Maybe a big difference in our thinking is that I'm bearish about putting a lot of this stuff on the GPU, even looking a decade out. My experience with GPU physics in games so far is only as a thorn in my side (it doesn't even let the devs do things they otherwise couldn't because it falls back to CPU physics on AMD cards), and it's increasingly unclear to me that GPU-driven rendering (DOOM Eternal, Halo Infinite, Assassin's Creed since Unity) delivers results to match all that extra complexity. With gen9 consoles' strong CPUs and the PC CPU space heating up again, there doesn't seem to be such a shortage of CPU performance anymore to drive a shift of work over to the GPU either.
> Also, we may have different opinion of what counts as "good use". Battlefield 3 presentation is
> clearly about data-oriented programming. They obviously don't have separate non-SIMD case to compare
> with, but considering the CPUs in PS3 and Xbox 360, I'm pretty sure better data layout and generally
> avoiding branches plays a bigger part than any SIMD. Insomniac in their presentation reported 20-100
> times speedup. That's obviously mostly something else than 4-wide SIMD talking.
Certainly; I don't expect that SIMD itself feels essential anywhere in most games (versus a similarly well-crafted scalar path, not necessarily whatever fallback path might actually exist). My guess is only that it sees enough use to be important in CPU design for games, and relatively modest speedups in a handful of the hottest loops are enough for that.
It doesn't touch on performance details, but one story that comes to mind is how Assassin's Creed Odyssey required AVX on release. It initially sounded like they didn't plan to add a fallback path, but they did after it made the news.
> So yeah, maybe SIMD can be _meaningful_[1] in games, but being able to target twice as fast GPU is much,
> much more meaningful. On purely CPU side, choosing a better data layouts and algorithms, and in general
> targeting more specific cases (instead of always using the same culling algorithm, use a separate algorithms
> for a first-person game and a top-down game) is more meaningful. Practically speaking, it's also easier
> to target multiple cores[2] than SIMD. I think all of our programmers can do that (I presume so, but
> may be optimistic), whereas only couple would be somewhat at home with SSE.
>
> [1] We do have some SIMD code in our engine. One would have
> to be really desperate to call it "good use" though.
>
> [2] It's also often much more meaningful. If you have an unused core and move a task blocking main thread
> to run in background, you can get near infinite speedup for that task. As a rule, game engines don't run at
> 100 % CPU utilization. They are soft real-time, trying to get things done on time, then idle waiting for GPU.

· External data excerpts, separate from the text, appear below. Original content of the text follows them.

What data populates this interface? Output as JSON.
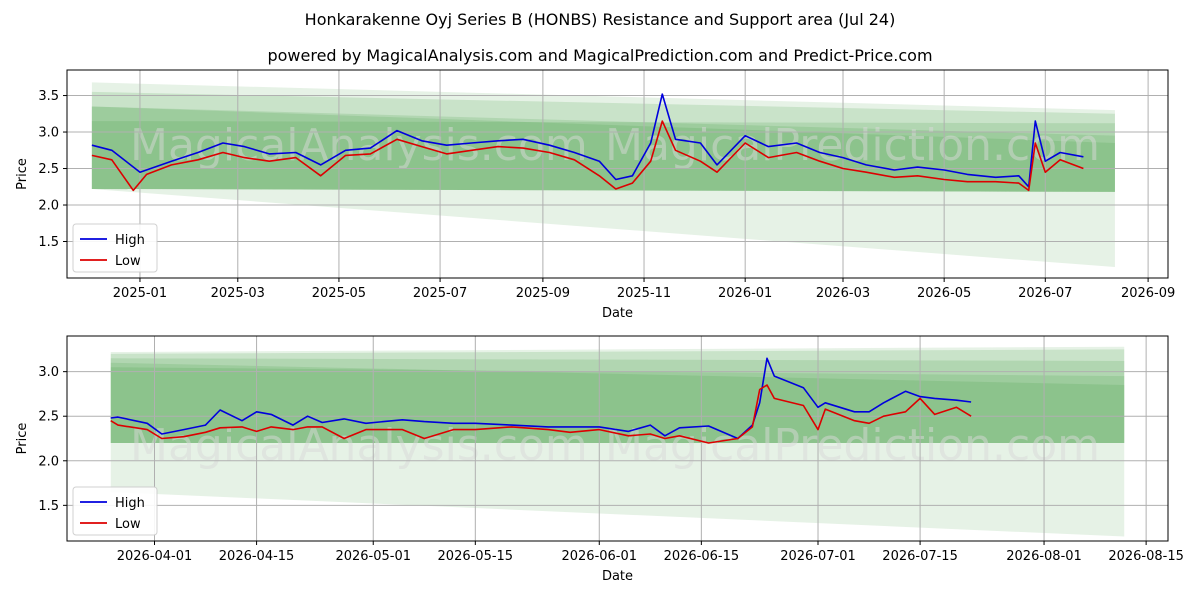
{
  "title": "Honkarakenne Oyj Series B (HONBS) Resistance and Support area (Jul 24)",
  "subtitle": "powered by MagicalAnalysis.com and MagicalPrediction.com and Predict-Price.com",
  "watermarks": [
    "MagicalAnalysis.com",
    "MagicalPrediction.com"
  ],
  "colors": {
    "high": "#0000dd",
    "low": "#dd0000",
    "band": "#3a9a3a",
    "grid": "#b0b0b0"
  },
  "chart_data": [
    {
      "type": "line",
      "xlabel": "Date",
      "ylabel": "Price",
      "ylim": [
        1.0,
        3.85
      ],
      "xlim": [
        "2024-11-18",
        "2026-09-13"
      ],
      "yticks": [
        1.5,
        2.0,
        2.5,
        3.0,
        3.5
      ],
      "xticks": [
        "2025-01",
        "2025-03",
        "2025-05",
        "2025-07",
        "2025-09",
        "2025-11",
        "2026-01",
        "2026-03",
        "2026-05",
        "2026-07",
        "2026-09"
      ],
      "legend": "bottom-left",
      "grid": true,
      "bands": [
        {
          "start": "2024-12-03",
          "end": "2026-08-12",
          "upper": [
            3.68,
            3.3
          ],
          "lower": [
            2.22,
            1.15
          ]
        },
        {
          "start": "2024-12-03",
          "end": "2026-08-12",
          "upper": [
            3.55,
            3.25
          ],
          "lower": [
            2.22,
            2.18
          ]
        },
        {
          "start": "2024-12-03",
          "end": "2026-08-12",
          "upper": [
            3.35,
            2.95
          ],
          "lower": [
            2.22,
            2.18
          ]
        },
        {
          "start": "2024-12-03",
          "end": "2026-08-12",
          "upper": [
            3.15,
            3.12
          ],
          "lower": [
            2.22,
            2.18
          ]
        },
        {
          "start": "2024-12-03",
          "end": "2026-08-12",
          "upper": [
            3.35,
            2.85
          ],
          "lower": [
            2.22,
            2.18
          ]
        }
      ],
      "series": [
        {
          "name": "High",
          "x": [
            "2024-12-03",
            "2024-12-15",
            "2025-01-01",
            "2025-01-20",
            "2025-02-05",
            "2025-02-20",
            "2025-03-05",
            "2025-03-20",
            "2025-04-05",
            "2025-04-20",
            "2025-05-05",
            "2025-05-20",
            "2025-06-05",
            "2025-06-20",
            "2025-07-05",
            "2025-07-20",
            "2025-08-05",
            "2025-08-20",
            "2025-09-05",
            "2025-09-20",
            "2025-10-05",
            "2025-10-15",
            "2025-10-25",
            "2025-11-05",
            "2025-11-12",
            "2025-11-20",
            "2025-12-05",
            "2025-12-15",
            "2026-01-01",
            "2026-01-15",
            "2026-02-01",
            "2026-02-15",
            "2026-03-01",
            "2026-03-15",
            "2026-04-01",
            "2026-04-15",
            "2026-05-01",
            "2026-05-15",
            "2026-06-01",
            "2026-06-15",
            "2026-06-21",
            "2026-06-25",
            "2026-07-01",
            "2026-07-10",
            "2026-07-24"
          ],
          "values": [
            2.82,
            2.75,
            2.45,
            2.6,
            2.72,
            2.85,
            2.8,
            2.7,
            2.72,
            2.55,
            2.75,
            2.78,
            3.02,
            2.88,
            2.82,
            2.85,
            2.88,
            2.9,
            2.82,
            2.72,
            2.6,
            2.35,
            2.4,
            2.85,
            3.52,
            2.9,
            2.85,
            2.55,
            2.95,
            2.8,
            2.85,
            2.72,
            2.65,
            2.55,
            2.48,
            2.52,
            2.48,
            2.42,
            2.38,
            2.4,
            2.25,
            3.15,
            2.6,
            2.72,
            2.66
          ]
        },
        {
          "name": "Low",
          "x": [
            "2024-12-03",
            "2024-12-15",
            "2024-12-28",
            "2025-01-05",
            "2025-01-20",
            "2025-02-05",
            "2025-02-20",
            "2025-03-05",
            "2025-03-20",
            "2025-04-05",
            "2025-04-20",
            "2025-05-05",
            "2025-05-20",
            "2025-06-05",
            "2025-06-20",
            "2025-07-05",
            "2025-07-20",
            "2025-08-05",
            "2025-08-20",
            "2025-09-05",
            "2025-09-20",
            "2025-10-05",
            "2025-10-15",
            "2025-10-25",
            "2025-11-05",
            "2025-11-12",
            "2025-11-20",
            "2025-12-05",
            "2025-12-15",
            "2026-01-01",
            "2026-01-15",
            "2026-02-01",
            "2026-02-15",
            "2026-03-01",
            "2026-03-15",
            "2026-04-01",
            "2026-04-15",
            "2026-05-01",
            "2026-05-15",
            "2026-06-01",
            "2026-06-15",
            "2026-06-21",
            "2026-06-25",
            "2026-07-01",
            "2026-07-10",
            "2026-07-24"
          ],
          "values": [
            2.68,
            2.62,
            2.2,
            2.42,
            2.55,
            2.62,
            2.72,
            2.65,
            2.6,
            2.65,
            2.4,
            2.68,
            2.7,
            2.9,
            2.8,
            2.7,
            2.75,
            2.8,
            2.78,
            2.72,
            2.62,
            2.4,
            2.22,
            2.3,
            2.6,
            3.15,
            2.75,
            2.6,
            2.45,
            2.85,
            2.65,
            2.72,
            2.6,
            2.5,
            2.45,
            2.38,
            2.4,
            2.35,
            2.32,
            2.32,
            2.3,
            2.2,
            2.85,
            2.45,
            2.62,
            2.5
          ]
        }
      ]
    },
    {
      "type": "line",
      "xlabel": "Date",
      "ylabel": "Price",
      "ylim": [
        1.1,
        3.4
      ],
      "xlim": [
        "2026-03-20",
        "2026-08-18"
      ],
      "yticks": [
        1.5,
        2.0,
        2.5,
        3.0
      ],
      "xticks": [
        "2026-04-01",
        "2026-04-15",
        "2026-05-01",
        "2026-05-15",
        "2026-06-01",
        "2026-06-15",
        "2026-07-01",
        "2026-07-15",
        "2026-08-01",
        "2026-08-15"
      ],
      "legend": "bottom-left",
      "grid": true,
      "bands": [
        {
          "start": "2026-03-26",
          "end": "2026-08-12",
          "upper": [
            3.22,
            3.28
          ],
          "lower": [
            1.65,
            1.15
          ]
        },
        {
          "start": "2026-03-26",
          "end": "2026-08-12",
          "upper": [
            3.2,
            3.25
          ],
          "lower": [
            2.2,
            2.2
          ]
        },
        {
          "start": "2026-03-26",
          "end": "2026-08-12",
          "upper": [
            3.05,
            2.95
          ],
          "lower": [
            2.2,
            2.2
          ]
        },
        {
          "start": "2026-03-26",
          "end": "2026-08-12",
          "upper": [
            3.15,
            3.12
          ],
          "lower": [
            2.2,
            2.2
          ]
        },
        {
          "start": "2026-03-26",
          "end": "2026-08-12",
          "upper": [
            3.1,
            2.85
          ],
          "lower": [
            2.2,
            2.2
          ]
        }
      ],
      "series": [
        {
          "name": "High",
          "x": [
            "2026-03-26",
            "2026-03-27",
            "2026-03-31",
            "2026-04-02",
            "2026-04-05",
            "2026-04-08",
            "2026-04-10",
            "2026-04-13",
            "2026-04-15",
            "2026-04-17",
            "2026-04-20",
            "2026-04-22",
            "2026-04-24",
            "2026-04-27",
            "2026-04-30",
            "2026-05-05",
            "2026-05-08",
            "2026-05-12",
            "2026-05-15",
            "2026-05-20",
            "2026-05-25",
            "2026-05-28",
            "2026-06-01",
            "2026-06-05",
            "2026-06-08",
            "2026-06-10",
            "2026-06-12",
            "2026-06-16",
            "2026-06-20",
            "2026-06-22",
            "2026-06-23",
            "2026-06-24",
            "2026-06-25",
            "2026-06-29",
            "2026-07-01",
            "2026-07-02",
            "2026-07-06",
            "2026-07-08",
            "2026-07-10",
            "2026-07-13",
            "2026-07-15",
            "2026-07-17",
            "2026-07-20",
            "2026-07-22"
          ],
          "values": [
            2.48,
            2.49,
            2.42,
            2.3,
            2.35,
            2.4,
            2.57,
            2.45,
            2.55,
            2.52,
            2.4,
            2.5,
            2.43,
            2.47,
            2.42,
            2.46,
            2.44,
            2.42,
            2.42,
            2.4,
            2.38,
            2.38,
            2.38,
            2.33,
            2.4,
            2.28,
            2.37,
            2.39,
            2.25,
            2.4,
            2.65,
            3.15,
            2.95,
            2.82,
            2.6,
            2.65,
            2.55,
            2.55,
            2.65,
            2.78,
            2.72,
            2.7,
            2.68,
            2.66
          ]
        },
        {
          "name": "Low",
          "x": [
            "2026-03-26",
            "2026-03-27",
            "2026-03-31",
            "2026-04-02",
            "2026-04-05",
            "2026-04-08",
            "2026-04-10",
            "2026-04-13",
            "2026-04-15",
            "2026-04-17",
            "2026-04-20",
            "2026-04-22",
            "2026-04-24",
            "2026-04-27",
            "2026-04-30",
            "2026-05-05",
            "2026-05-08",
            "2026-05-12",
            "2026-05-15",
            "2026-05-20",
            "2026-05-25",
            "2026-05-28",
            "2026-06-01",
            "2026-06-05",
            "2026-06-08",
            "2026-06-10",
            "2026-06-12",
            "2026-06-16",
            "2026-06-20",
            "2026-06-22",
            "2026-06-23",
            "2026-06-24",
            "2026-06-25",
            "2026-06-29",
            "2026-07-01",
            "2026-07-02",
            "2026-07-06",
            "2026-07-08",
            "2026-07-10",
            "2026-07-13",
            "2026-07-15",
            "2026-07-17",
            "2026-07-20",
            "2026-07-22"
          ],
          "values": [
            2.45,
            2.4,
            2.35,
            2.25,
            2.27,
            2.32,
            2.37,
            2.38,
            2.33,
            2.38,
            2.35,
            2.38,
            2.38,
            2.25,
            2.35,
            2.35,
            2.25,
            2.35,
            2.35,
            2.38,
            2.35,
            2.32,
            2.35,
            2.28,
            2.3,
            2.25,
            2.28,
            2.2,
            2.25,
            2.38,
            2.8,
            2.85,
            2.7,
            2.62,
            2.35,
            2.58,
            2.45,
            2.42,
            2.5,
            2.55,
            2.7,
            2.52,
            2.6,
            2.5
          ]
        }
      ]
    }
  ]
}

> Shaving 1 ms off main thread at expense of 10 ms on two background cores each could be a good trade.
I get all this, but as a latency-sensitive gamer and the guy who ends up trying to figure things out when friends' games don't perform as expected, I'm regularly annoyed by the side-effects of many technical decisions like these (physics on the GPU and inefficient threading only good enough to be a win in the ideal case). Inefficient SIMD has some of inefficient threading's hazards but not others. As a programmer, of course I'd rather work with threading than SIMD, but as a gamer, I'd much rather deal with something over-vectorized than over-threaded.
Back to the top:
> Also: Because practically[1] no-one has come up with a good way for games to use (CPU) SIMD.
Maybe a big difference in our thinking is that I'm bearish about putting a lot of this stuff on the GPU, even looking a decade out. My experience with GPU physics in games so far is only as a thorn in my side (it doesn't even let the devs do things they otherwise couldn't because it falls back to CPU physics on AMD cards), and it's increasingly unclear to me that GPU-driven rendering (DOOM Eternal, Halo Infinite, Assassin's Creed since Unity) delivers results to match all that extra complexity. With gen9 consoles' strong CPUs and the PC CPU space heating up again, there doesn't seem to be such a shortage of CPU performance anymore to drive a shift of work over to the GPU either.